A dialogue was immediately set up between materials. Rough dark timber structures challenged the viewer to enter the intimate space; a wall of hay bales invited you to hide inside them. The promise of sanctuary. Between these two extremes lay a small platform - a secluded stage? On the stage lay a cardboard castle reminiscent of king Rollo-style animation. In this small space - between foreboding structures of make-do carpentry and the wall of hay bales the viewer experienced a feeling reminiscent of childhood or was it, perhaps, simply a powerful feeling of place? The castle was a set of walls among walls. What lay within the castle? Was it merely a replica plaything or a vessel for secrets locked up? lnside this dark intimate space the viewer was given a choice of fight or flight. Stand and face your demons or run and hide in the hay. Have a screaming tantrum or an adult conversation. Hastie created a place where he and the viewer could re-look at life from the safety of a haven. A place which on the surface seemed falsely tranquil.

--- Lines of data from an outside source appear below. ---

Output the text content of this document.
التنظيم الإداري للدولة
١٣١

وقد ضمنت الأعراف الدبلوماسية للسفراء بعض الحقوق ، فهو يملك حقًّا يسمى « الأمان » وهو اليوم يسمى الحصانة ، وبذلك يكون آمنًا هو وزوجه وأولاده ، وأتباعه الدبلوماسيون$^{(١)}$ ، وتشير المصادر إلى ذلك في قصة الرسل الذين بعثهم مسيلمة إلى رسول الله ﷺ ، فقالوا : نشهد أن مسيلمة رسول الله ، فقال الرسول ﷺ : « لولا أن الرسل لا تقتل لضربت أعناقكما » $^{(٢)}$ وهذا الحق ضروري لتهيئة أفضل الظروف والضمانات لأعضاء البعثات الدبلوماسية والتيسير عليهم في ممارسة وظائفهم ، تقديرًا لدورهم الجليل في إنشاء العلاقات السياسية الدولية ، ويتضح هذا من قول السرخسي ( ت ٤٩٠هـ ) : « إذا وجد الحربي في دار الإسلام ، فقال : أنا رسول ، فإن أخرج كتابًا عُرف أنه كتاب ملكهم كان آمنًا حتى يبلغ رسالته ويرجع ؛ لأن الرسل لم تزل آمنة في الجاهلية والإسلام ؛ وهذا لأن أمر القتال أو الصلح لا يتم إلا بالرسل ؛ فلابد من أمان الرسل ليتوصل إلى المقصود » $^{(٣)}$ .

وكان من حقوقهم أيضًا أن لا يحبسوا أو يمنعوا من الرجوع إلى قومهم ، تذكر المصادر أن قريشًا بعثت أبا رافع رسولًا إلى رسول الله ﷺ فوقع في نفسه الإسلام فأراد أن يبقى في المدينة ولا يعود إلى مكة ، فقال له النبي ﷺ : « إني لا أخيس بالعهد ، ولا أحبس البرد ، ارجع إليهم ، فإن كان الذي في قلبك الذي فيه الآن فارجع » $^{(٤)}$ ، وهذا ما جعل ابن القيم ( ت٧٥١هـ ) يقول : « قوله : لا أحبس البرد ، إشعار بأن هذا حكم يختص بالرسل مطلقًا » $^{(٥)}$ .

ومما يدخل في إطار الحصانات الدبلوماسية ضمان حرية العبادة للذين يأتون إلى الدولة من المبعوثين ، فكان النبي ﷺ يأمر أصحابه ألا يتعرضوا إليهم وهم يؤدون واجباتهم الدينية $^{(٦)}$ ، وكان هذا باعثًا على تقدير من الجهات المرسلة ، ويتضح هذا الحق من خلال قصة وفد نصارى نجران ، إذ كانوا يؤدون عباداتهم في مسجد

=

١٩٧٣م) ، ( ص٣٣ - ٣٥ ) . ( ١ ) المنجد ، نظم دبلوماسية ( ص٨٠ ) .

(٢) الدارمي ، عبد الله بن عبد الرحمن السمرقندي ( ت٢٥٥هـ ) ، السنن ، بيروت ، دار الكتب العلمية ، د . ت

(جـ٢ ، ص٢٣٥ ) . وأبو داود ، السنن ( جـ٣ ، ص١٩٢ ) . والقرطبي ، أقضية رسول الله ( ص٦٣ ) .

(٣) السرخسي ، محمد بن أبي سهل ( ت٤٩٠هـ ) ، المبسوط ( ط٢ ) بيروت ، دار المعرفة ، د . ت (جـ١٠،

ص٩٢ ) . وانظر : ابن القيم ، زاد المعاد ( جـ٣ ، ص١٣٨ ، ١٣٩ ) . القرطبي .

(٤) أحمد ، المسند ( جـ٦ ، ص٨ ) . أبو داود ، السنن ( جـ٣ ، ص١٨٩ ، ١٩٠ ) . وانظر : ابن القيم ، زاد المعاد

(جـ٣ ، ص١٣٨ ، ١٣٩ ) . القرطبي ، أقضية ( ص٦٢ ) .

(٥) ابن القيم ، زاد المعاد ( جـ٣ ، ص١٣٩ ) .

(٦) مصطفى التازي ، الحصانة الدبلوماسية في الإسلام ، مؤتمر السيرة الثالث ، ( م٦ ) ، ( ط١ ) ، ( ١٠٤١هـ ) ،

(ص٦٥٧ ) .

The analogy of toys and childhood had been drawn out of the work, but an uncertain, dark feeling was far stronger and much harder to articulate. The environment enveloped you as you entered the space, which was far more indicative of childish feelings than the scattered signs that lay about. It was a mixed feeling that wandered between security and facing up to harsh reality.

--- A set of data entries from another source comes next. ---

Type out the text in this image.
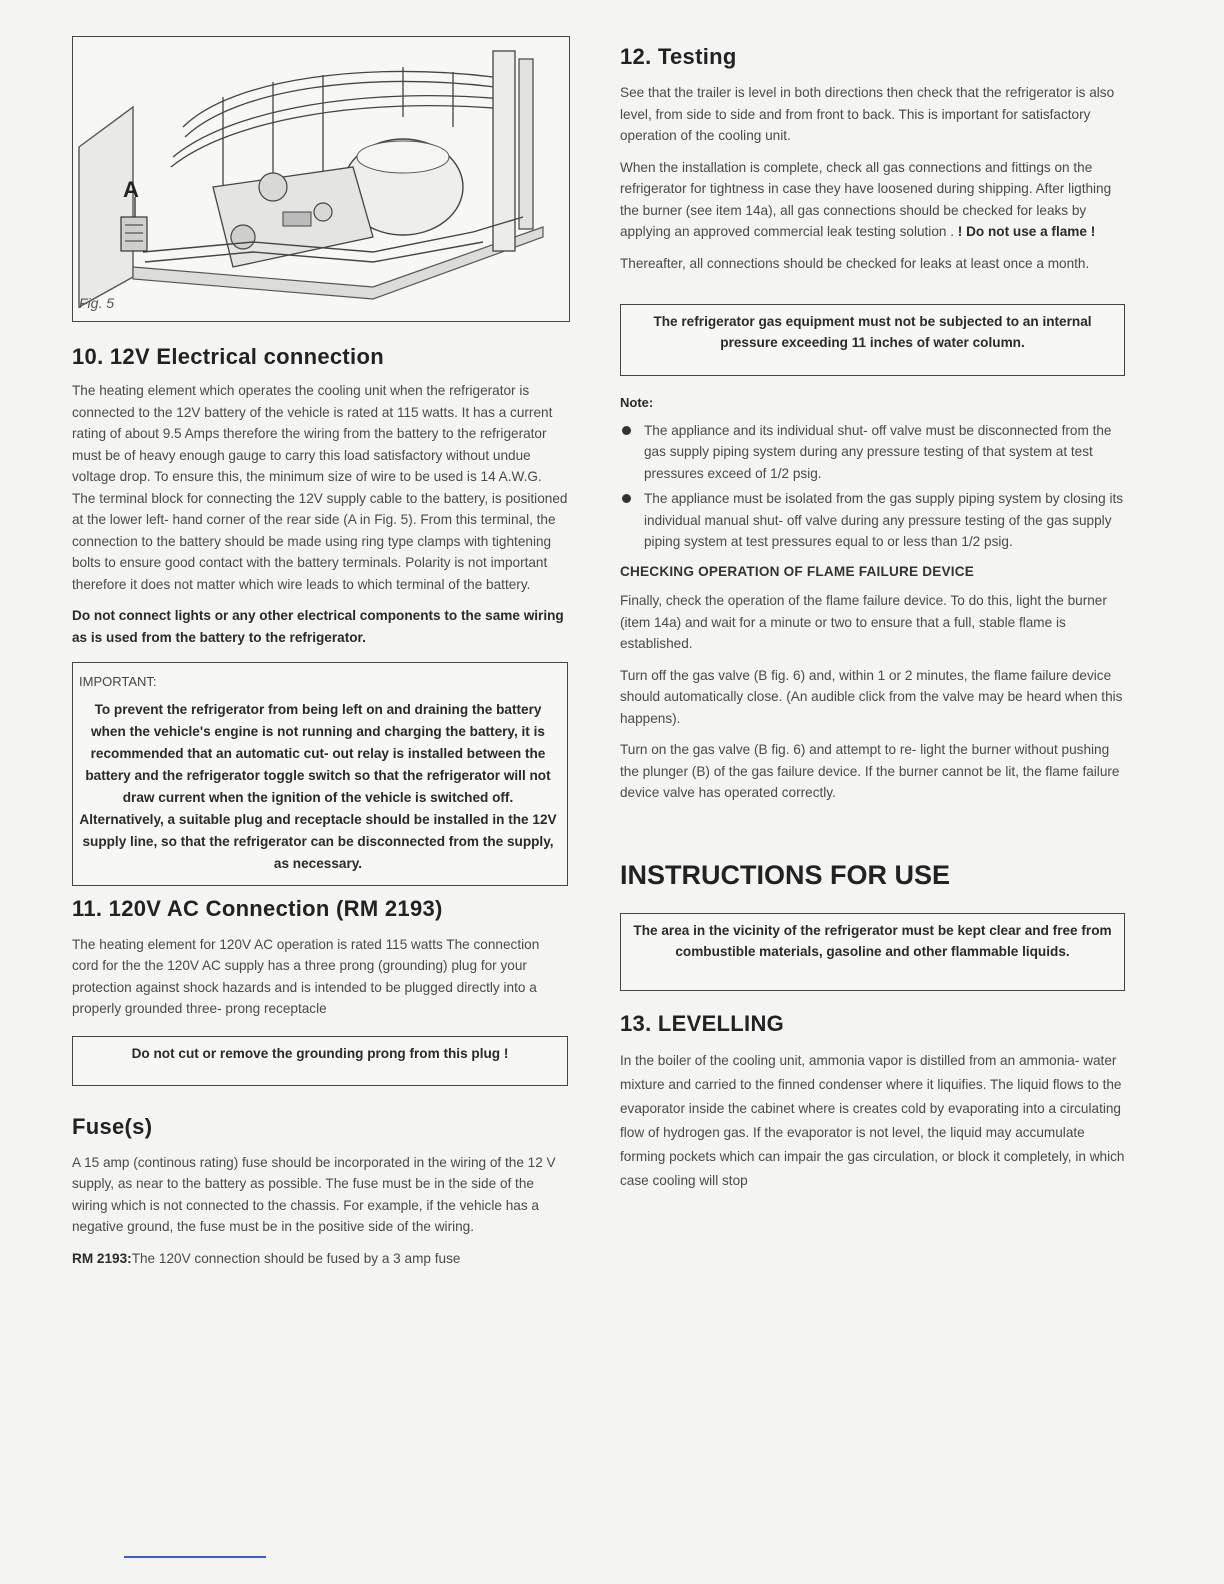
A
Fig. 5
10. 12V Electrical connection

The heating element which operates the cooling unit when the refrigerator is connected to the 12V battery of the vehicle is rated at 115 watts. It has a current rating of about 9.5 Amps therefore the wiring from the battery to the refrigerator must be of heavy enough gauge to carry this load satisfactory without undue voltage drop. To ensure this, the minimum size of wire to be used is 14 A.W.G. The terminal block for connecting the 12V supply cable to the battery, is positioned at the lower left- hand corner of the rear side (A in Fig. 5). From this terminal, the connection to the battery should be made using ring type clamps with tightening bolts to ensure good contact with the battery terminals. Polarity is not important therefore it does not matter which wire leads to which terminal of the battery.

Do not connect lights or any other electrical components to the same wiring as is used from the battery to the refrigerator.

IMPORTANT:

To prevent the refrigerator from being left on and draining the battery when the vehicle's engine is not running and charging the battery, it is recommended that an automatic cut- out relay is installed between the battery and the refrigerator toggle switch so that the refrigerator will not draw current when the ignition of the vehicle is switched off. Alternatively, a suitable plug and receptacle should be installed in the 12V supply line, so that the refrigerator can be disconnected from the supply, as necessary.

11. 120V AC Connection (RM 2193)

The heating element for 120V AC operation is rated 115 watts The connection cord for the the 120V AC supply has a three prong (grounding) plug for your protection against shock hazards and is intended to be plugged directly into a properly grounded three- prong receptacle

Do not cut or remove the grounding prong from this plug !

Fuse(s)

A 15 amp (continous rating) fuse should be incorporated in the wiring of the 12 V supply, as near to the battery as possible. The fuse must be in the side of the wiring which is not connected to the chassis. For example, if the vehicle has a negative ground, the fuse must be in the positive side of the wiring.

RM 2193:The 120V connection should be fused by a 3 amp fuse

12. Testing

See that the trailer is level in both directions then check that the refrigerator is also level, from side to side and from front to back. This is important for satisfactory operation of the cooling unit.

When the installation is complete, check all gas connections and fittings on the refrigerator for tightness in case they have loosened during shipping. After ligthing the burner (see item 14a), all gas connections should be checked for leaks by applying an approved commercial leak testing solution . ! Do not use a flame !

Thereafter, all connections should be checked for leaks at least once a month.

The refrigerator gas equipment must not be subjected to an internal pressure exceeding 11 inches of water column.

Note:

The appliance and its individual shut- off valve must be disconnected from the gas supply piping system during any pressure testing of that system at test pressures exceed of 1/2 psig.
The appliance must be isolated from the gas supply piping system by closing its individual manual shut- off valve during any pressure testing of the gas supply piping system at test pressures equal to or less than 1/2 psig.

CHECKING OPERATION OF FLAME FAILURE DEVICE

Finally, check the operation of the flame failure device. To do this, light the burner (item 14a) and wait for a minute or two to ensure that a full, stable flame is established.

Turn off the gas valve (B fig. 6) and, within 1 or 2 minutes, the flame failure device should automatically close. (An audible click from the valve may be heard when this happens).

Turn on the gas valve (B fig. 6) and attempt to re- light the burner without pushing the plunger (B) of the gas failure device. If the burner cannot be lit, the flame failure device valve has operated correctly.

INSTRUCTIONS FOR USE

The area in the vicinity of the refrigerator must be kept clear and free from combustible materials, gasoline and other flammable liquids.

13. LEVELLING

In the boiler of the cooling unit, ammonia vapor is distilled from an ammonia- water mixture and carried to the finned condenser where it liquifies. The liquid flows to the evaporator inside the cabinet where is creates cold by evaporating into a circulating flow of hydrogen gas. If the evaporator is not level, the liquid may accumulate forming pockets which can impair the gas circulation, or block it completely, in which case cooling will stop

'The Secluded Stage' was an intensely personal piece of work, yet once inside its belly it felt as though it belonged to the viewer equally. The work was autonomous in that it allowed the viewer to take authorship over that space and enter into a collective experience of childhood.

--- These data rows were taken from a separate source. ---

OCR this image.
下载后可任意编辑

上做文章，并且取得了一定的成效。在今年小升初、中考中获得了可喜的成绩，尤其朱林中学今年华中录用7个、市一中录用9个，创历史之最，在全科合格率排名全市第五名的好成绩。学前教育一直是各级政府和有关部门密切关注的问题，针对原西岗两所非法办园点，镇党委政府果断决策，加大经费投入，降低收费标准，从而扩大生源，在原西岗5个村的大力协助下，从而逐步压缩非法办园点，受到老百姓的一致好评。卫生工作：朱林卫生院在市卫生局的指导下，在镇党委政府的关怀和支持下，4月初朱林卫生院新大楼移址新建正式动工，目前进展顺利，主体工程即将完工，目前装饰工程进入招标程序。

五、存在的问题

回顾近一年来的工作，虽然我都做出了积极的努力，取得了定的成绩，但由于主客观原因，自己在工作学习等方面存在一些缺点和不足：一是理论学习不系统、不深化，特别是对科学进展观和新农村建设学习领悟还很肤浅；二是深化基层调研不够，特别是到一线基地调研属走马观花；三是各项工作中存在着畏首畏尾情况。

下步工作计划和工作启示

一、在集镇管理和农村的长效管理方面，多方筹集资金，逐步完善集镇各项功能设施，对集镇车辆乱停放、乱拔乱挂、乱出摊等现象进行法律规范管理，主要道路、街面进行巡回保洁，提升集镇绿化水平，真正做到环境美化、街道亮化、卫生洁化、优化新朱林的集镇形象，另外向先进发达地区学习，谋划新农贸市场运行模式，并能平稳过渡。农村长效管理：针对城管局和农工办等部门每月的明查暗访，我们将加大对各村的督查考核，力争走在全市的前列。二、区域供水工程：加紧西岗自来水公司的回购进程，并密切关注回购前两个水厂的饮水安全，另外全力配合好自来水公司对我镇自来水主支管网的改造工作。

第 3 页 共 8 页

There were obvious Freudian analogies in the work. However a more powerful association came from the landscape. The materials used had universal and immediate links with the country, the roughly put together wood, neatly stacked, rich smelling hay and the dimly lit space reminiscent of old barns. The scale of the work was very physical and related to the body as a sheer mass of heavy large objects, which in turn dwarfed the castle on the stage. The immediate feeling was of being inside, of being part of the landscape.

But, the timber wasn't really that big and I didn't think I would fit through the hole in the hay. The stage didn't really hold my weight. The scale of the work was relative to a child. The slight scaling down was barely noticeable and tapped into a subconscious memory of childish feelings. Of going back to a safe place. Just for a moment the work took me there.